The Attorney-General

The Amendment, moved in such an attractive fashion by the hon. Member for Oldham, West (Mr. Hale), is deceptive in its simplicity. Its very simplicity might lead one to think that it was an eminently desirable Amendment to accept, and so it is on the face of it. But when one comes to examine the position and to consider what is likely to arise, I hope that the hon. Gentleman will see that it would not be in the interest of the litigants in the county courts if this Amendment were accepted.

In considering whether or not to transfer a case from one court to another, a county court judge should properly have regard not only to the interests of the particular parties to that action but to the interests of the other litigants on his list in that court. I will, in a moment or two, give an indication of what this Clause is meant to deal with.

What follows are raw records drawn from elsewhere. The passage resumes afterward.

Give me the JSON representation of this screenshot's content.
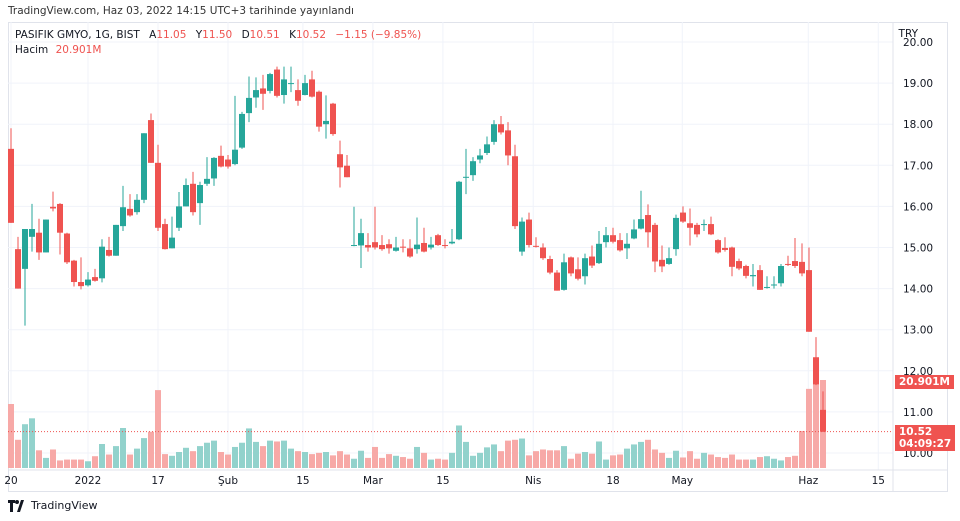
{
  "header": {
    "published": "TradingView.com, Haz 03, 2022 14:15 UTC+3 tarihinde yayınlandı"
  },
  "legend": {
    "symbol": "PASIFIK GMYO, 1G, BIST",
    "open_label": "A",
    "open": "11.05",
    "high_label": "Y",
    "high": "11.50",
    "low_label": "D",
    "low": "10.51",
    "close_label": "K",
    "close": "10.52",
    "change": "−1.15 (−9.85%)",
    "volume_label": "Hacim",
    "volume": "20.901M"
  },
  "currency": "TRY",
  "badges": {
    "volume": "20.901M",
    "price": "10.52",
    "countdown": "04:09:27"
  },
  "footer": {
    "brand": "TradingView"
  },
  "colors": {
    "up": "#26a69a",
    "down": "#ef5350",
    "up_vol": "#92d2cc",
    "down_vol": "#f7a9a7",
    "grid": "#f0f3fa"
  },
  "chart_data": {
    "type": "candlestick",
    "title": "PASIFIK GMYO, 1G, BIST",
    "ylim": [
      9.7,
      20.4
    ],
    "y_ticks": [
      "10.00",
      "11.00",
      "12.00",
      "13.00",
      "14.00",
      "15.00",
      "16.00",
      "17.00",
      "18.00",
      "19.00",
      "20.00"
    ],
    "x_ticks": [
      {
        "bar": 0,
        "label": "20"
      },
      {
        "bar": 11,
        "label": "2022"
      },
      {
        "bar": 21,
        "label": "17"
      },
      {
        "bar": 31,
        "label": "Şub"
      },
      {
        "bar": 41.7,
        "label": "15"
      },
      {
        "bar": 51.7,
        "label": "Mar"
      },
      {
        "bar": 61.7,
        "label": "15"
      },
      {
        "bar": 74.6,
        "label": "Nis"
      },
      {
        "bar": 86,
        "label": "18"
      },
      {
        "bar": 95.9,
        "label": "May"
      },
      {
        "bar": 113.9,
        "label": "Haz"
      },
      {
        "bar": 123.9,
        "label": "15"
      }
    ],
    "last_price": 10.52,
    "ohlc": [
      [
        17.4,
        17.9,
        15.6,
        15.6
      ],
      [
        14.96,
        15.26,
        14.0,
        14.0
      ],
      [
        14.48,
        15.45,
        13.1,
        15.45
      ],
      [
        15.26,
        16.06,
        14.9,
        15.45
      ],
      [
        15.36,
        15.7,
        14.7,
        14.88
      ],
      [
        14.88,
        15.68,
        14.88,
        15.68
      ],
      [
        15.99,
        16.36,
        15.88,
        15.95
      ],
      [
        16.06,
        16.08,
        14.83,
        15.36
      ],
      [
        15.34,
        15.36,
        14.6,
        14.64
      ],
      [
        14.68,
        14.7,
        14.05,
        14.16
      ],
      [
        14.16,
        14.76,
        13.98,
        14.06
      ],
      [
        14.08,
        14.4,
        14.05,
        14.22
      ],
      [
        14.28,
        14.48,
        14.17,
        14.19
      ],
      [
        14.25,
        15.2,
        14.15,
        15.02
      ],
      [
        14.94,
        15.26,
        14.78,
        14.8
      ],
      [
        14.8,
        15.55,
        14.8,
        15.55
      ],
      [
        15.52,
        16.5,
        15.4,
        15.98
      ],
      [
        15.94,
        16.3,
        15.75,
        15.78
      ],
      [
        15.86,
        16.3,
        15.8,
        16.16
      ],
      [
        16.16,
        17.78,
        16.08,
        17.78
      ],
      [
        18.1,
        18.26,
        17.06,
        17.06
      ],
      [
        17.06,
        17.5,
        15.4,
        15.48
      ],
      [
        15.57,
        15.7,
        14.95,
        14.96
      ],
      [
        14.98,
        15.75,
        14.98,
        15.24
      ],
      [
        15.48,
        16.35,
        15.4,
        16.0
      ],
      [
        16.0,
        16.68,
        16.0,
        16.52
      ],
      [
        16.55,
        16.84,
        15.78,
        15.86
      ],
      [
        16.08,
        16.6,
        15.55,
        16.52
      ],
      [
        16.55,
        17.2,
        16.5,
        16.67
      ],
      [
        16.68,
        17.2,
        16.5,
        17.18
      ],
      [
        17.23,
        17.48,
        16.95,
        16.97
      ],
      [
        17.14,
        17.25,
        16.92,
        16.97
      ],
      [
        17.03,
        18.69,
        17.0,
        17.38
      ],
      [
        17.43,
        18.3,
        17.4,
        18.25
      ],
      [
        18.27,
        19.16,
        18.05,
        18.64
      ],
      [
        18.65,
        19.14,
        18.4,
        18.83
      ],
      [
        18.87,
        19.2,
        18.35,
        18.74
      ],
      [
        18.81,
        19.25,
        18.75,
        19.22
      ],
      [
        19.33,
        19.4,
        18.65,
        18.69
      ],
      [
        18.71,
        19.4,
        18.5,
        19.09
      ],
      [
        19.0,
        19.4,
        18.78,
        19.0
      ],
      [
        18.83,
        19.09,
        18.45,
        18.57
      ],
      [
        18.71,
        19.2,
        18.7,
        19.0
      ],
      [
        19.09,
        19.3,
        18.65,
        18.67
      ],
      [
        18.79,
        18.82,
        17.82,
        17.94
      ],
      [
        18.0,
        18.7,
        17.65,
        18.08
      ],
      [
        18.5,
        18.52,
        17.72,
        17.76
      ],
      [
        17.27,
        17.6,
        16.46,
        16.95
      ],
      [
        16.99,
        17.25,
        16.71,
        16.71
      ],
      [
        15.06,
        15.99,
        15.03,
        15.06
      ],
      [
        15.05,
        15.7,
        14.5,
        15.35
      ],
      [
        15.06,
        15.35,
        14.9,
        15.0
      ],
      [
        15.13,
        15.99,
        14.95,
        15.0
      ],
      [
        15.06,
        15.3,
        14.92,
        14.96
      ],
      [
        15.08,
        15.2,
        14.85,
        14.98
      ],
      [
        14.92,
        15.26,
        14.9,
        15.0
      ],
      [
        15.02,
        15.2,
        14.88,
        15.0
      ],
      [
        14.98,
        15.2,
        14.75,
        14.78
      ],
      [
        14.96,
        15.73,
        14.85,
        15.07
      ],
      [
        15.11,
        15.48,
        14.88,
        14.9
      ],
      [
        15.0,
        15.26,
        14.95,
        15.07
      ],
      [
        15.3,
        15.33,
        15.04,
        15.06
      ],
      [
        15.06,
        15.2,
        14.98,
        15.04
      ],
      [
        15.1,
        15.45,
        15.08,
        15.14
      ],
      [
        15.2,
        16.62,
        15.18,
        16.6
      ],
      [
        16.7,
        17.4,
        16.3,
        16.72
      ],
      [
        16.76,
        17.2,
        16.62,
        17.1
      ],
      [
        17.14,
        17.4,
        17.05,
        17.24
      ],
      [
        17.3,
        17.7,
        17.25,
        17.51
      ],
      [
        17.57,
        18.1,
        17.5,
        18.0
      ],
      [
        18.0,
        18.2,
        17.75,
        17.8
      ],
      [
        17.85,
        18.05,
        17.0,
        17.24
      ],
      [
        17.22,
        17.5,
        15.45,
        15.52
      ],
      [
        14.9,
        15.73,
        14.8,
        15.63
      ],
      [
        15.68,
        15.85,
        15.0,
        15.06
      ],
      [
        15.04,
        15.25,
        15.0,
        15.02
      ],
      [
        15.0,
        15.1,
        14.7,
        14.74
      ],
      [
        14.72,
        14.8,
        14.35,
        14.39
      ],
      [
        14.39,
        14.45,
        13.95,
        13.95
      ],
      [
        13.97,
        14.85,
        13.95,
        14.64
      ],
      [
        14.76,
        14.78,
        14.3,
        14.37
      ],
      [
        14.47,
        14.76,
        14.2,
        14.24
      ],
      [
        14.3,
        14.85,
        14.1,
        14.74
      ],
      [
        14.78,
        15.05,
        14.5,
        14.56
      ],
      [
        14.62,
        15.4,
        14.6,
        15.09
      ],
      [
        15.13,
        15.5,
        15.0,
        15.3
      ],
      [
        15.3,
        15.48,
        15.1,
        15.14
      ],
      [
        15.18,
        15.35,
        14.9,
        14.93
      ],
      [
        14.98,
        15.35,
        14.72,
        15.09
      ],
      [
        15.22,
        15.68,
        15.2,
        15.44
      ],
      [
        15.46,
        16.38,
        15.44,
        15.69
      ],
      [
        15.79,
        16.05,
        15.0,
        15.37
      ],
      [
        15.55,
        15.6,
        14.4,
        14.66
      ],
      [
        14.7,
        15.05,
        14.4,
        14.54
      ],
      [
        14.6,
        15.0,
        14.58,
        14.74
      ],
      [
        14.96,
        15.8,
        14.8,
        15.72
      ],
      [
        15.85,
        16.0,
        15.6,
        15.63
      ],
      [
        15.59,
        15.95,
        15.05,
        15.48
      ],
      [
        15.55,
        15.6,
        15.25,
        15.32
      ],
      [
        15.57,
        15.68,
        15.4,
        15.57
      ],
      [
        15.57,
        15.75,
        15.3,
        15.32
      ],
      [
        15.18,
        15.2,
        14.85,
        14.88
      ],
      [
        14.99,
        15.25,
        14.9,
        14.94
      ],
      [
        15.0,
        15.02,
        14.3,
        14.53
      ],
      [
        14.67,
        14.73,
        14.45,
        14.49
      ],
      [
        14.55,
        14.58,
        14.25,
        14.31
      ],
      [
        14.3,
        14.6,
        14.05,
        14.33
      ],
      [
        14.45,
        14.57,
        13.97,
        13.97
      ],
      [
        14.04,
        14.3,
        14.0,
        14.04
      ],
      [
        14.1,
        14.3,
        14.0,
        14.1
      ],
      [
        14.13,
        14.6,
        14.05,
        14.55
      ],
      [
        14.6,
        14.8,
        14.55,
        14.58
      ],
      [
        14.67,
        15.23,
        14.5,
        14.55
      ],
      [
        14.65,
        15.1,
        14.3,
        14.37
      ],
      [
        14.45,
        15.0,
        12.95,
        12.95
      ],
      [
        12.33,
        12.82,
        11.65,
        11.67
      ],
      [
        11.05,
        11.5,
        10.51,
        10.52
      ]
    ],
    "volume_millions": [
      15.2,
      6.7,
      10.4,
      11.8,
      4.2,
      2.4,
      4.4,
      1.8,
      2.0,
      2.0,
      2.0,
      1.6,
      2.8,
      5.7,
      3.2,
      5.2,
      9.5,
      3.2,
      4.6,
      7.1,
      8.6,
      18.5,
      3.3,
      2.9,
      3.8,
      4.8,
      4.0,
      5.2,
      6.0,
      6.5,
      3.8,
      3.2,
      5.0,
      6.0,
      9.4,
      6.2,
      5.2,
      6.5,
      6.3,
      6.5,
      4.6,
      4.0,
      3.8,
      3.3,
      3.6,
      3.8,
      3.0,
      4.0,
      3.2,
      2.2,
      4.1,
      2.4,
      5.0,
      2.4,
      3.3,
      2.9,
      2.6,
      2.2,
      5.0,
      3.6,
      2.0,
      2.2,
      2.0,
      3.6,
      10.1,
      6.2,
      2.9,
      3.6,
      4.9,
      5.6,
      4.0,
      6.5,
      6.7,
      7.0,
      3.0,
      4.0,
      4.4,
      4.2,
      4.2,
      5.2,
      2.2,
      3.4,
      3.8,
      3.4,
      6.3,
      2.0,
      3.0,
      3.2,
      4.6,
      5.6,
      6.2,
      6.7,
      4.4,
      3.6,
      2.4,
      4.1,
      2.5,
      4.0,
      2.2,
      3.6,
      3.2,
      2.6,
      2.4,
      3.2,
      2.0,
      2.0,
      2.0,
      2.6,
      2.8,
      2.2,
      1.8,
      2.6,
      2.9,
      8.8,
      18.8,
      20.0,
      20.901
    ]
  }
}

I would remind the Committee that at present, under Order 16, Rule 1, the judge may transfer the proceedings to another court where they can be suitably tried, but under the provision the whole of the proceedings must be transferred and all the interlocutory work must take place at the other court. It may be in the interests of the parties for the interlocutory work to take place in the court where the proceedings were started. That may be a court in which the judge sits only once a month. If he sees that there is a long case likely to go from one month to the next and fill up the whole of his day's work at the expense of other litigants who want to come on, it may be right and advisable for the proceedings, although they had been started in that court, to be transferred to another court where the judge can give continuous attention to that long case and it would not get in the way of other litigants. So it would be limiting it too narrowly to make this provision exercisable only if it appeared to be in the interests of the particular parties.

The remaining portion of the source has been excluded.